Difíceis atalhos

| 14 Abr 2022

“Compendious speculations concerning sacerdotal remission of sins. By Sam. Hill, M. A. Arch-Deacon and Canon Residentiary of wells” (1713). Reprodução © Hill, Samuel, Public domain, via Wikimedia Commons

Compendious speculations concerning sacerdotal remission of sins. By Sam. Hill, M. A. Arch-Deacon and Canon Residentiary of Wells” (1713). Reprodução © Hill, Samuel, Public domain, via Wikimedia Commons.

 

A terra prometida na sedução da liberdade, o encontro nas adversidades de um deserto e a luz de esperança nos socalcos da finitude. As narrativas judaico-cristãs da época revelam-nos a morte e a superação como experiências de passagem. O deserto destes textos lembra que todos os dias são experiência concreta e metáfora da própria existência. 

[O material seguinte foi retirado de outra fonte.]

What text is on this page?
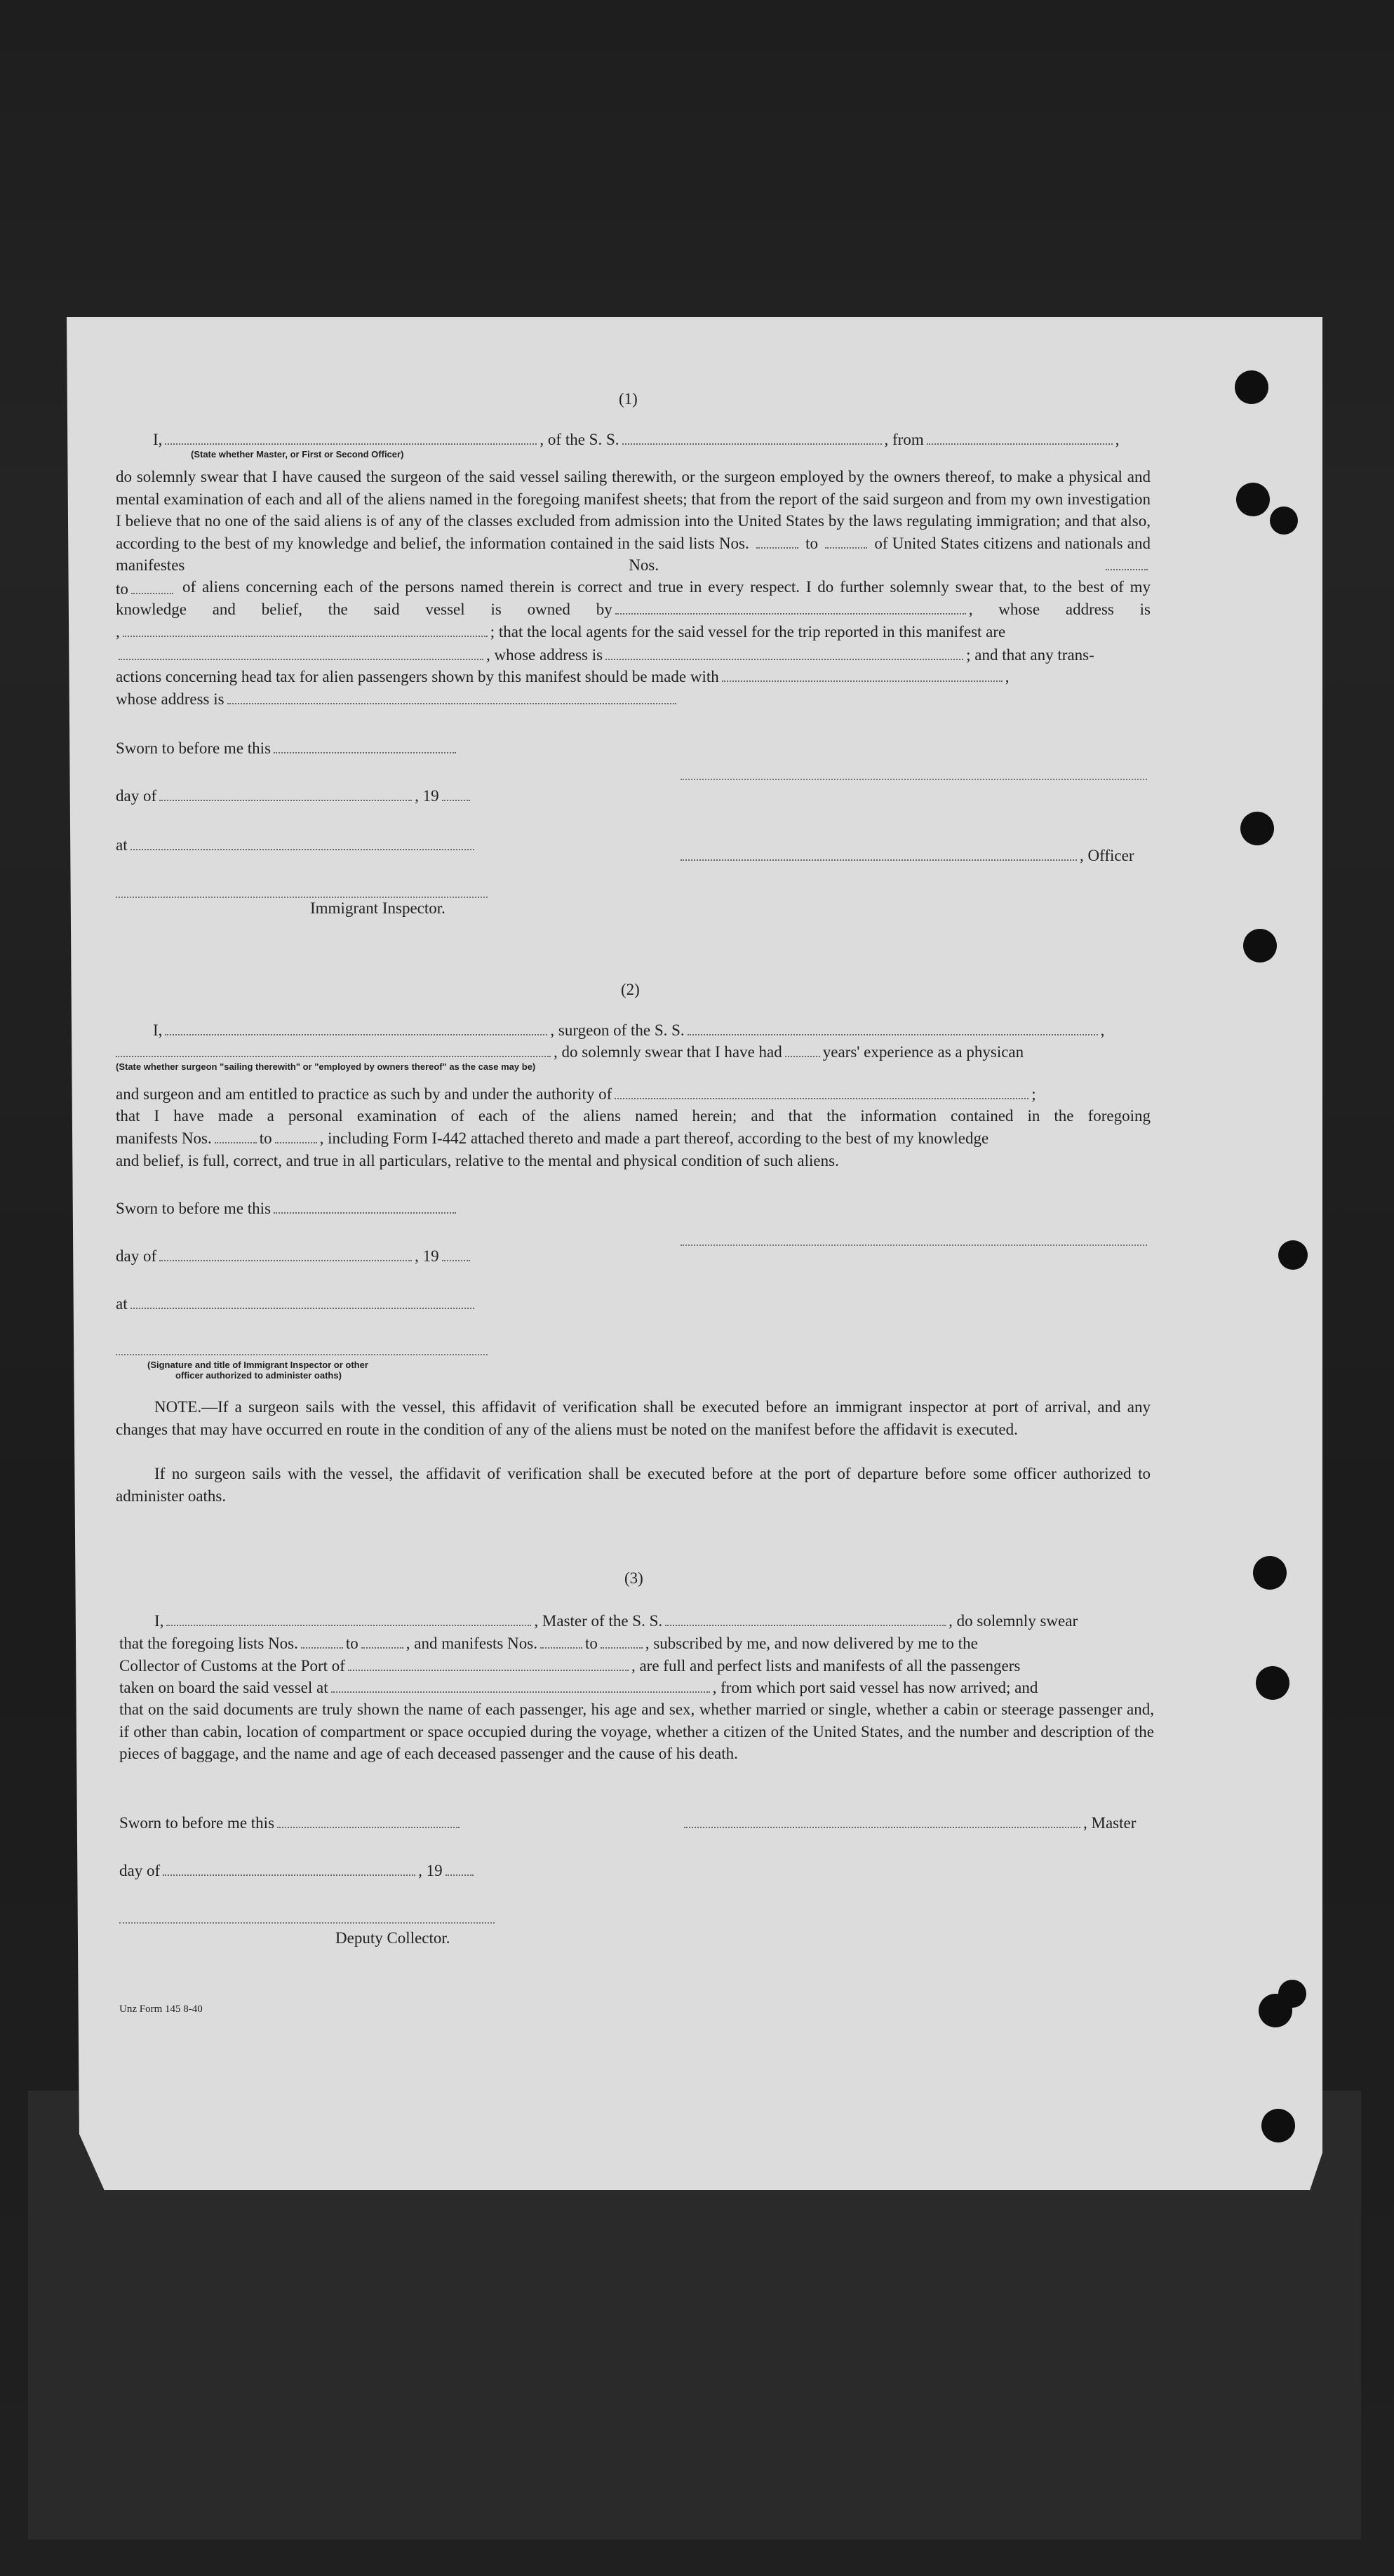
(1)
I,	, of the S. S.	, from	,
(State whether Master, or First or Second Officer)
do solemnly swear that I have caused the surgeon of the said vessel sailing therewith, or the surgeon employed by the owners thereof, to make a physical and mental examination of each and all of the aliens named in the foregoing manifest sheets; that from the report of the said surgeon and from my own investigation I believe that no one of the said aliens is of any of the classes excluded from admission into the United States by the laws regulating immigration; and that also, according to the best of my knowledge and belief, the information contained in the said lists Nos.	to	of United States citizens and nationals and manifestes Nos.
to	of aliens concerning each of the persons named therein is correct and true in every respect. I do further solemnly swear that, to the best of my knowledge and belief, the said vessel is owned by	, whose address is
,	; that the local agents for the said vessel for the trip reported in this manifest are
, whose address is	; and that any trans-
actions concerning head tax for alien passengers shown by this manifest should be made with	,
whose address is
Sworn to before me this
day of	, 19
at
, Officer
Immigrant Inspector.
(2)
I,	, surgeon of the S. S.	,
, do solemnly swear that I have had	years' experience as a physican
(State whether surgeon "sailing therewith" or "employed by owners thereof" as the case may be)
and surgeon and am entitled to practice as such by and under the authority of	;
that I have made a personal examination of each of the aliens named herein; and that the information contained in the foregoing
manifests Nos.	to	, including Form I-442 attached thereto and made a part thereof, according to the best of my knowledge
and belief, is full, correct, and true in all particulars, relative to the mental and physical condition of such aliens.
Sworn to before me this
day of	, 19
at
(Signature and title of Immigrant Inspector or other
officer authorized to administer oaths)
NOTE.—If a surgeon sails with the vessel, this affidavit of verification shall be executed before an immigrant inspector at port of arrival, and any changes that may have occurred en route in the condition of any of the aliens must be noted on the manifest before the affidavit is executed.
If no surgeon sails with the vessel, the affidavit of verification shall be executed before at the port of departure before some officer authorized to administer oaths.
(3)
I,	, Master of the S. S.	, do solemnly swear
that the foregoing lists Nos.	to	, and manifests Nos.	to	, subscribed by me, and now delivered by me to the
Collector of Customs at the Port of	, are full and perfect lists and manifests of all the passengers
taken on board the said vessel at	, from which port said vessel has now arrived; and
that on the said documents are truly shown the name of each passenger, his age and sex, whether married or single, whether a cabin or steerage passenger and, if other than cabin, location of compartment or space occupied during the voyage, whether a citizen of the United States, and the number and description of the pieces of baggage, and the name and age of each deceased passenger and the cause of his death.
Sworn to before me this	, Master
day of	, 19
Deputy Collector.
Unz Form 145 8-40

Nas controvérsias de um mestre bíblico e do seu seguimento, vislumbra-se também um amor ilógico na perspetiva humana. Há um absurdo a atormentar a razão. Um escândalo. Na “hora derradeira”, como diria Gil Vicente, a vítima clama pelo perdão do agressor. Não basta a lei dos homens. Há um novo entendimento para lá das nuvens, uma ética que relança a oportunidade, o kairos. “Um tempo sem tempo” no “amor nos arrasta”(1) pelas buscas de sentido.

Palavra gasta e incompreendida, tantas vezes manipulada e ofendida, na perspetiva cristã o perdão tem uma dinâmica pendular, é construtivo, corresponsabiliza. Só é, se e quando constrói. Parte sempre do lado mais frágil, que dá o primeiro passo, “setenta vezes sete” (Mt, 18, 21), se tiver de ser, mas só se concretiza na possibilidade de mudança. É o atalho para a concretização da paz. E a paz, na plenitude utópica ou na concretização pontual, é sempre o final de um percurso com difíceis atalhos de perdão.

À semelhança das narrativas destes dias, como atores principais ou secundários, injustos ou injustiçados, vivemos dia-a-dia com a hipocrisia e o cinismo, entre abraços de Judas e sorrisos de Pilatos, na família, entre amigos ou nas relações profissionais.

Na sabedoria popular, perdoar não é esquecer – não há como apagar da memória a traição e a agressão, quaisquer que sejam as circunstâncias – mas o desafio da proposta não é esquecer. Há um ponto de partida para um novo tempo relacional, o “tempo sem tempo” que é também o tempo de parar, escutar, entender e reparar. 

Este «ver» por «dentro» e a partir de «dentro», não é uma atitude exclusiva de um crente ou de um religioso. A ética da relação expande-se quando a consciência respira num pragmático exercício de ponderação e discernimento. Bloquear este caminho significará perpetuar a injustiça e ampliar a mágoa, até porque, num paradoxal pressuposto, o injustiçado lá estará, à espera.  

É difícil. “Não há percursos sem obstáculos, nem obstáculos sem uma passagem”. Há sempre uma Páscoa a fazer, “uma passagem num caminho sinuoso, um impulso no âmago da convicção” (2), a mexer nas entranhas do orgulho, insuportável. O perdão liberta, é maior do que a magnanimidade, não é condescendente.  

No último dilema da rutura, prevalecerá a teimosia paralisante do orgulho ou um sopro das intervenções altas, para quem nelas acredita.

(1) – Mário Cláudio, in Via Crucis, Hosp. S. João, 2008.
(2) – Joaquim Franco, O Inexplicável que inquieta, in Com Franqueza, Paulinas, 2015. 

Joaquim Franco é investigador em Ciência das Religiões e jornalista.